Immersion chez les Lao au nord est du Vietnam
En septembre 2019, j'ai passé une dizaine de jours à Na Sang 1, un village de l'ethnie Lao près de Dien Bien Phu au Vietnam. L'objectif étant de mettre en place une coopérative de tissage en partenariat avec l'ONG Entrepreneurs du Monde, qui est sur place depuis plusieurs années pour mettre en place des programmes de microfinance et de développement (ils ont une dizaine d'employés vietnamiens). Ils m'ont aidé à me faire comprendre via une double traduction : Thu traduisait du dialecte Lao au vietnamien (seule une tisserande sur les cinq savaient parler vietnamien) et Huyen du vietnamien à l'anglais.
Surprise, la veille de mon dernier jour à 22h, Huyen m'envoie un message "tu es d'accord si la télévision de Dien Bien vient filmer ce que tu fais et les tisserandes demain ?" ! Evidemment j'accepte et prépare un peu ce que je vais bien pouvoir raconter et le résultat est ci-dessous (ils m'ont demandé de parler en français mais je n'ai pas eu mon mot à dire sur la traduction...).
Une ethnie Lao au Vietnam ?
Oui ce sont bien des femmes issues de l'ethnie Lao, mais habitant au Vietnam ! C'est en allant au Laos, que j'ai mieux compris : au Laos 53% de la population est issue de l'ethnie Lao et officiellement il y a 50 ethnies dont les HMong, les Khamu... (informations du musée TAEC de Luang Prabang) ! Ces ethnies étant au départ nomades, on les retrouve dans différents pays d'Asie du Sud Est.
Une filière textile durable existe déjà
Ma visite à Na Sang 1, m'a permis de mieux réaliser qu'une filière textile durable était toujours en place dans certains villages, mais que pour la perdurer ils avaient besoin plus que jamais de débouchées ! En effet, j'ai découvert tout un savoir-faire qui m'était totalement inconnu (et que j'allais retrouver plus tard dans d'autres ethnies).
Mon premier jour j'ai vu des fleurs de coton et comment on pouvait séparer la graine de la fleur avec une machine manuelle, fabriquée par les femmes elles-mêmes ! Pang sur la photo nous montre comment faire, cela à l'air simple mais j'ai eu un peu de mal ! C'était vraiment incroyable de découvrir toutes les étapes de filature du coton.
Je suis aussi allée récolter les plantes pour la teinture, le premier jour l'indigo, et le deuxième une écorce d'arbre pour faire le jaune ainsi que des feuilles de goyavier pour le rouge et une autre feuille pour un jaune vert.
Les jours suivant j'ai appris à faire du bleu à partir des feuilles d'indigo, du jaune à partir du curcuma et d'une écorce d'arbre, de l'orange à partir de graines de roucou, du rouge à partir de laque de cochenille et de branches d'arbre...
Pourquoi cette filière textile est-elle durable ?
Cette filière textile est durable car tout est produit sur place, à la main et dans le respect des ressources naturelles.

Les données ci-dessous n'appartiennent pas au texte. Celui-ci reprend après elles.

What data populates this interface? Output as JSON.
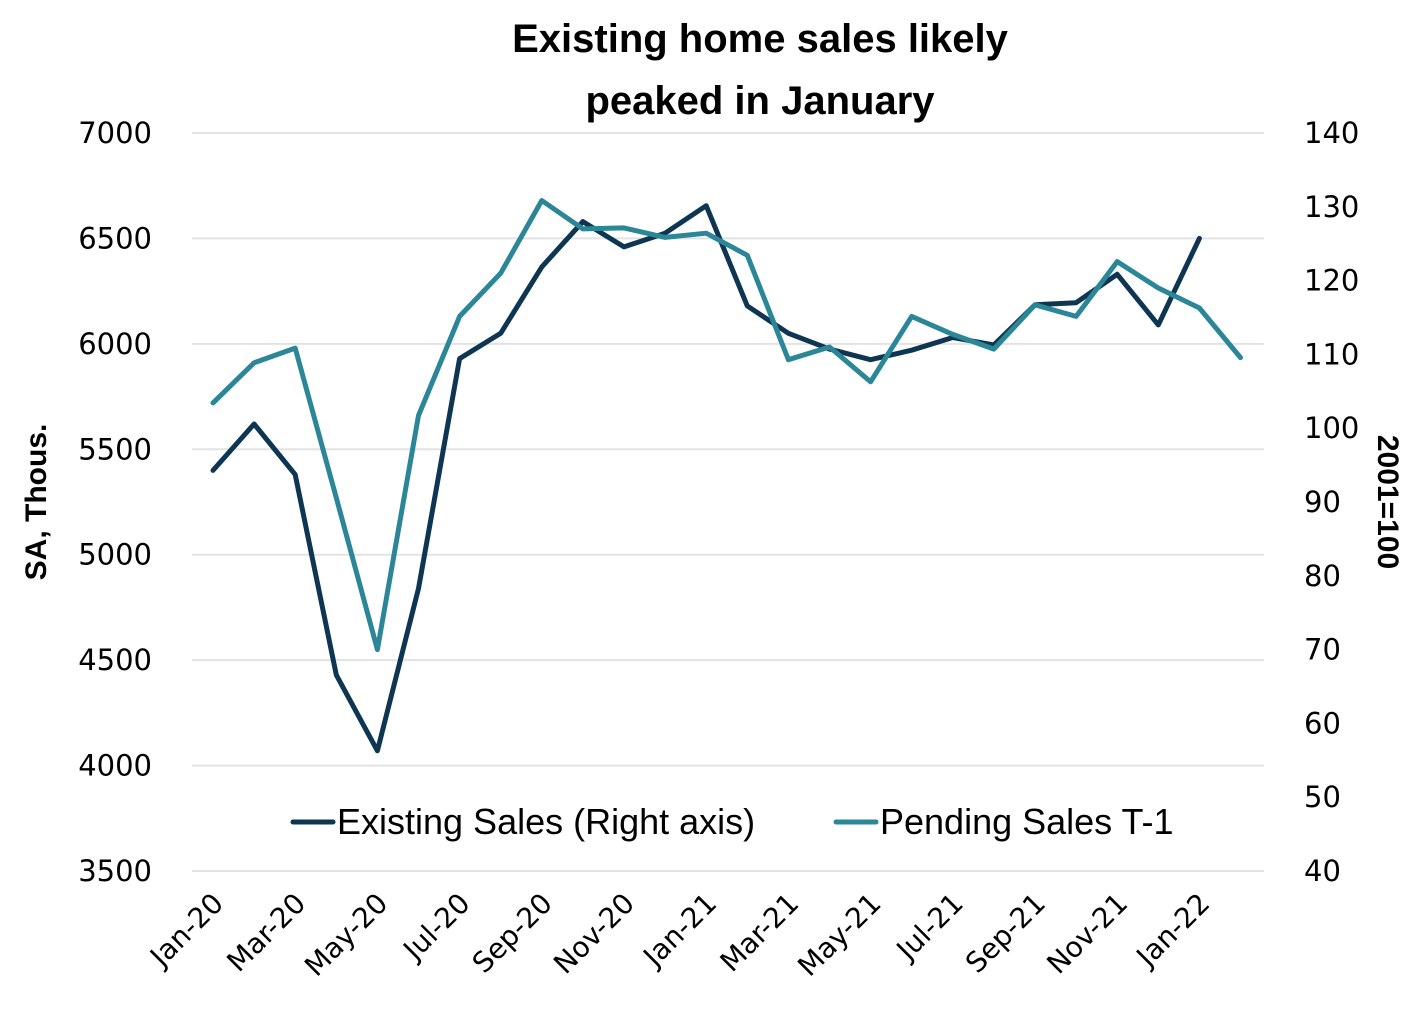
{
  "chart_data": {
    "type": "line",
    "title": "Existing home sales likely peaked in January",
    "title_lines": [
      "Existing home sales likely",
      "peaked in January"
    ],
    "ylabel": "SA, Thous.",
    "y2label": "2001=100",
    "xlabel": "",
    "ylim": [
      3500,
      7000
    ],
    "y2lim": [
      40,
      140
    ],
    "yticks": [
      3500,
      4000,
      4500,
      5000,
      5500,
      6000,
      6500,
      7000
    ],
    "y2ticks": [
      40,
      50,
      60,
      70,
      80,
      90,
      100,
      110,
      120,
      130,
      140
    ],
    "grid": true,
    "legend_position": "bottom-center-inside",
    "x": [
      "Jan-20",
      "Feb-20",
      "Mar-20",
      "Apr-20",
      "May-20",
      "Jun-20",
      "Jul-20",
      "Aug-20",
      "Sep-20",
      "Oct-20",
      "Nov-20",
      "Dec-20",
      "Jan-21",
      "Feb-21",
      "Mar-21",
      "Apr-21",
      "May-21",
      "Jun-21",
      "Jul-21",
      "Aug-21",
      "Sep-21",
      "Oct-21",
      "Nov-21",
      "Dec-21",
      "Jan-22",
      "Feb-22"
    ],
    "xtick_labels": [
      "Jan-20",
      "Mar-20",
      "May-20",
      "Jul-20",
      "Sep-20",
      "Nov-20",
      "Jan-21",
      "Mar-21",
      "May-21",
      "Jul-21",
      "Sep-21",
      "Nov-21",
      "Jan-22"
    ],
    "series": [
      {
        "name": "Existing Sales (Right axis)",
        "color": "#0e3652",
        "values": [
          5400,
          5620,
          5380,
          4430,
          4070,
          4840,
          5930,
          6050,
          6365,
          6580,
          6460,
          6525,
          6655,
          6180,
          6050,
          5975,
          5925,
          5970,
          6030,
          5995,
          6185,
          6195,
          6330,
          6090,
          6500,
          null
        ]
      },
      {
        "name": "Pending Sales T-1",
        "color": "#2b8798",
        "values": [
          5720,
          5910,
          5980,
          5270,
          4550,
          5660,
          6130,
          6335,
          6680,
          6545,
          6550,
          6505,
          6525,
          6420,
          5925,
          5985,
          5820,
          6130,
          6045,
          5975,
          6185,
          6130,
          6390,
          6265,
          6170,
          5935
        ]
      }
    ]
  },
  "colors": {
    "grid": "#e3e3e3",
    "text": "#000000"
  }
}
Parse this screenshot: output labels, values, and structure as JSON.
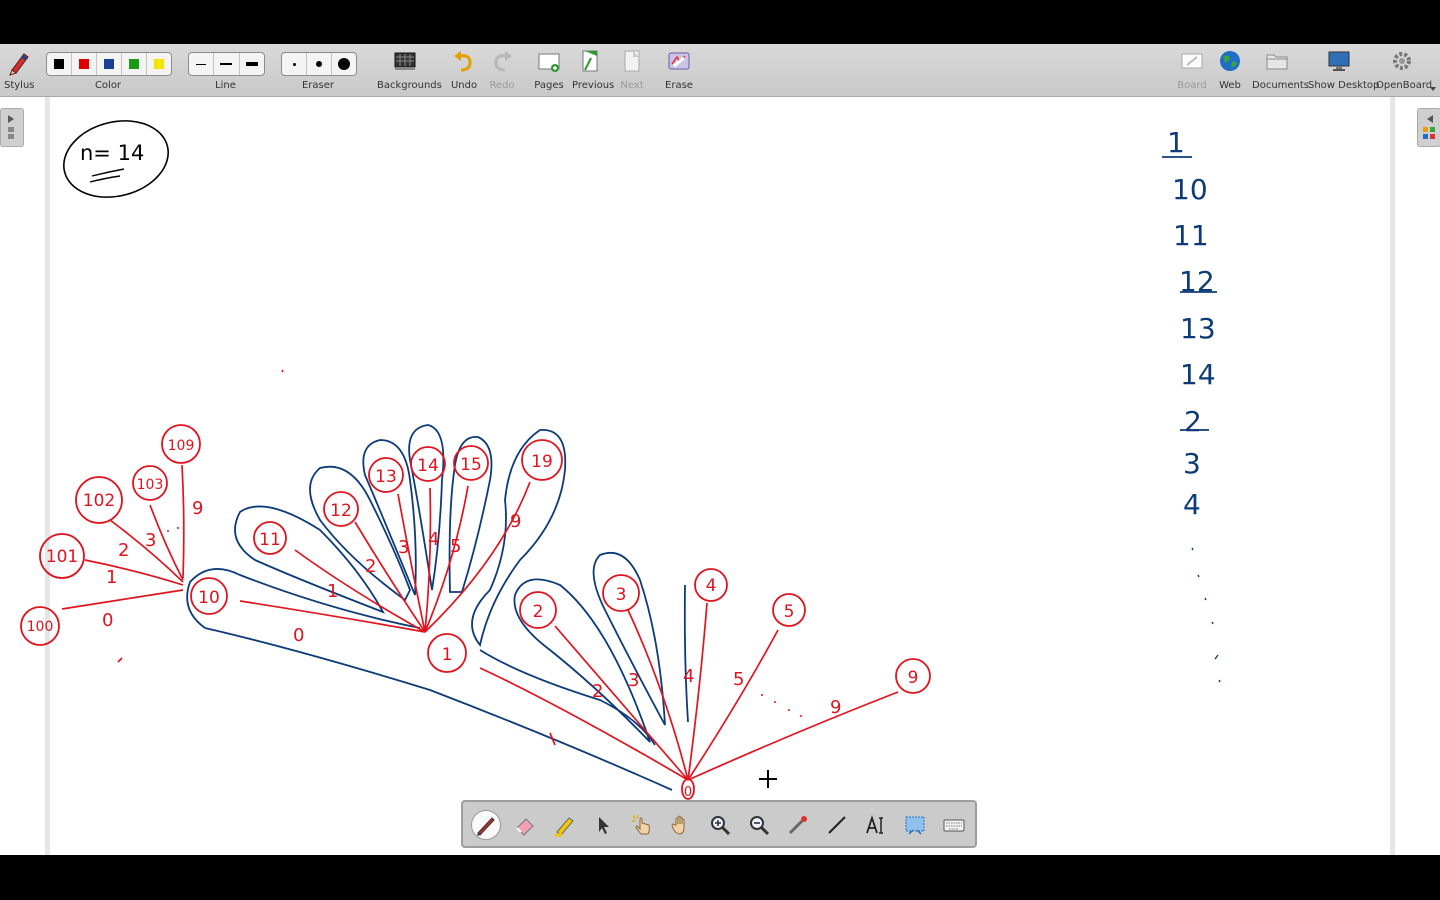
{
  "app": {
    "name": "OpenBoard"
  },
  "toolbar": {
    "stylus": "Stylus",
    "color": "Color",
    "line": "Line",
    "eraser": "Eraser",
    "backgrounds": "Backgrounds",
    "undo": "Undo",
    "redo": "Redo",
    "pages": "Pages",
    "previous": "Previous",
    "next": "Next",
    "erase": "Erase",
    "board": "Board",
    "web": "Web",
    "documents": "Documents",
    "show_desktop": "Show Desktop",
    "openboard": "OpenBoard"
  },
  "colors": [
    "#000000",
    "#e00000",
    "#1a3f96",
    "#1a9a1a",
    "#f2e600"
  ],
  "ink": {
    "red": "#e0141e",
    "blue": "#0d3b78",
    "black": "#000000"
  },
  "board": {
    "n_label": "n= 14",
    "side_list": [
      "1",
      "10",
      "11",
      "12",
      "13",
      "14",
      "2",
      "3",
      "4"
    ],
    "tree": {
      "root": "0",
      "root_children": [
        "1",
        "2",
        "3",
        "4",
        "5",
        "9"
      ],
      "root_edges": [
        "1",
        "2",
        "3",
        "4",
        "5",
        "9"
      ],
      "node1_children": [
        "10",
        "11",
        "12",
        "13",
        "14",
        "15",
        "19"
      ],
      "node1_edges": [
        "0",
        "1",
        "2",
        "3",
        "4",
        "5",
        "9"
      ],
      "node10_children": [
        "100",
        "101",
        "102",
        "103",
        "109"
      ],
      "node10_edges": [
        "0",
        "1",
        "2",
        "3",
        "9"
      ]
    }
  },
  "floating_tools": [
    "pen-icon",
    "eraser-icon",
    "marker-icon",
    "selector-icon",
    "interactor-icon",
    "hand-icon",
    "zoom-in-icon",
    "zoom-out-icon",
    "laser-pointer-icon",
    "line-icon",
    "text-icon",
    "capture-icon",
    "keyboard-icon"
  ]
}
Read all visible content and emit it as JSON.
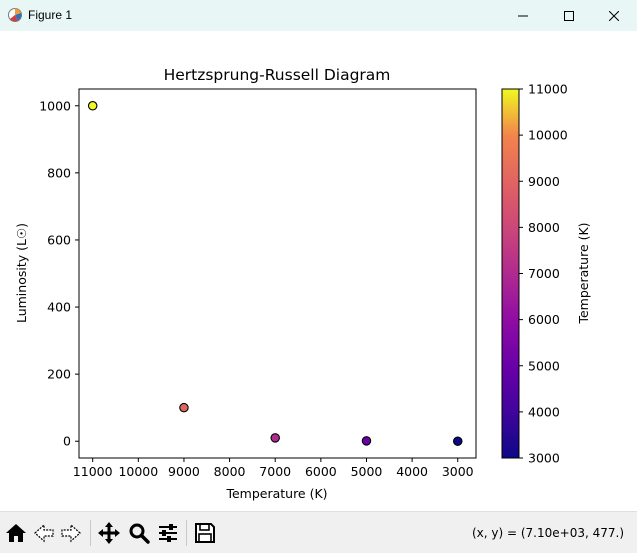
{
  "window": {
    "title": "Figure 1"
  },
  "toolbar": {
    "buttons": [
      "home-icon",
      "back-icon",
      "forward-icon",
      "pan-icon",
      "zoom-icon",
      "configure-subplots-icon",
      "save-icon"
    ],
    "coords_text": "(x, y) = (7.10e+03, 477.)"
  },
  "chart_data": {
    "type": "scatter",
    "title": "Hertzsprung-Russell Diagram",
    "xlabel": "Temperature (K)",
    "ylabel": "Luminosity (L☉)",
    "x_inverted": true,
    "xlim": [
      11300,
      2600
    ],
    "ylim": [
      -50,
      1050
    ],
    "xticks": [
      11000,
      10000,
      9000,
      8000,
      7000,
      6000,
      5000,
      4000,
      3000
    ],
    "yticks": [
      0,
      200,
      400,
      600,
      800,
      1000
    ],
    "points": [
      {
        "temperature": 11000,
        "luminosity": 1000
      },
      {
        "temperature": 9000,
        "luminosity": 100
      },
      {
        "temperature": 7000,
        "luminosity": 10
      },
      {
        "temperature": 5000,
        "luminosity": 1
      },
      {
        "temperature": 3000,
        "luminosity": 0.1
      }
    ],
    "colorbar": {
      "label": "Temperature (K)",
      "colormap": "plasma",
      "range": [
        3000,
        11000
      ],
      "ticks": [
        3000,
        4000,
        5000,
        6000,
        7000,
        8000,
        9000,
        10000,
        11000
      ]
    },
    "marker_edge_color": "#000000",
    "grid": false
  }
}
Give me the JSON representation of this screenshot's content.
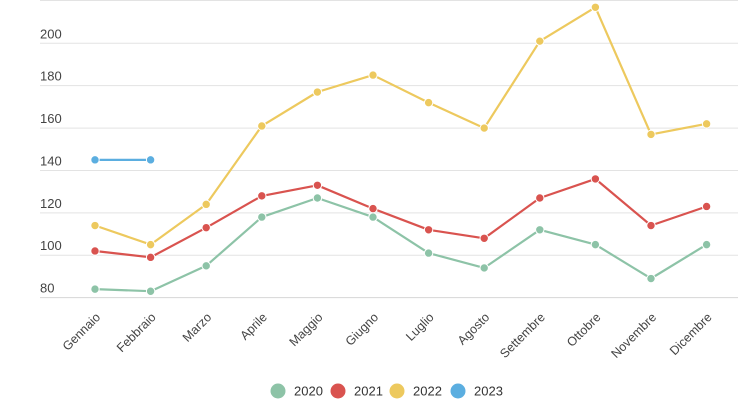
{
  "chart_data": {
    "type": "line",
    "title": "",
    "xlabel": "",
    "ylabel": "",
    "categories": [
      "Gennaio",
      "Febbraio",
      "Marzo",
      "Aprile",
      "Maggio",
      "Giugno",
      "Luglio",
      "Agosto",
      "Settembre",
      "Ottobre",
      "Novembre",
      "Dicembre"
    ],
    "yticks": [
      80,
      100,
      120,
      140,
      160,
      180,
      200
    ],
    "ylim": [
      78,
      220
    ],
    "grid": true,
    "legend_position": "bottom-center",
    "series": [
      {
        "name": "2020",
        "color": "#8dc3a7",
        "values": [
          84,
          83,
          95,
          118,
          127,
          118,
          101,
          94,
          112,
          105,
          89,
          105
        ]
      },
      {
        "name": "2021",
        "color": "#d9534f",
        "values": [
          102,
          99,
          113,
          128,
          133,
          122,
          112,
          108,
          127,
          136,
          114,
          123
        ]
      },
      {
        "name": "2022",
        "color": "#edc95e",
        "values": [
          114,
          105,
          124,
          161,
          177,
          185,
          172,
          160,
          201,
          217,
          157,
          162
        ]
      },
      {
        "name": "2023",
        "color": "#5baee0",
        "values": [
          145,
          145,
          null,
          null,
          null,
          null,
          null,
          null,
          null,
          null,
          null,
          null
        ]
      }
    ]
  }
}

Les graines originelles de coton sont plantées avec le riz pendant la saison des pluies (le coton ne requiert pas d'eau) et récoltées en novembre, quelques semaines après avoir récolté le riz. Aucun produit chimique n'est utilisé. Ensuite le coton est filé à la main, en dessous de la maison de la tisserande. Les plantes pour la teinture naturelle sont récoltées dans la forêt environnantes et les femmes font attention à ne pas tout prendre pour les laisser repousser. Aucun produit chimique n'est utilisé pour la teinture, c'est par l'expérience qu'elles apprennent quelles plantes utiliser pour que cela ne déteigne pas. Enfin, après avoir préparé les fils de coton, le tissage à la main peut commencer !
Cette filière textile est aussi viable car les femmes aiment tisser, d'autant plus parce que c'est une activité collective et les acheteurs se détournent de la fast fashion pour choisir des produits plus responsables.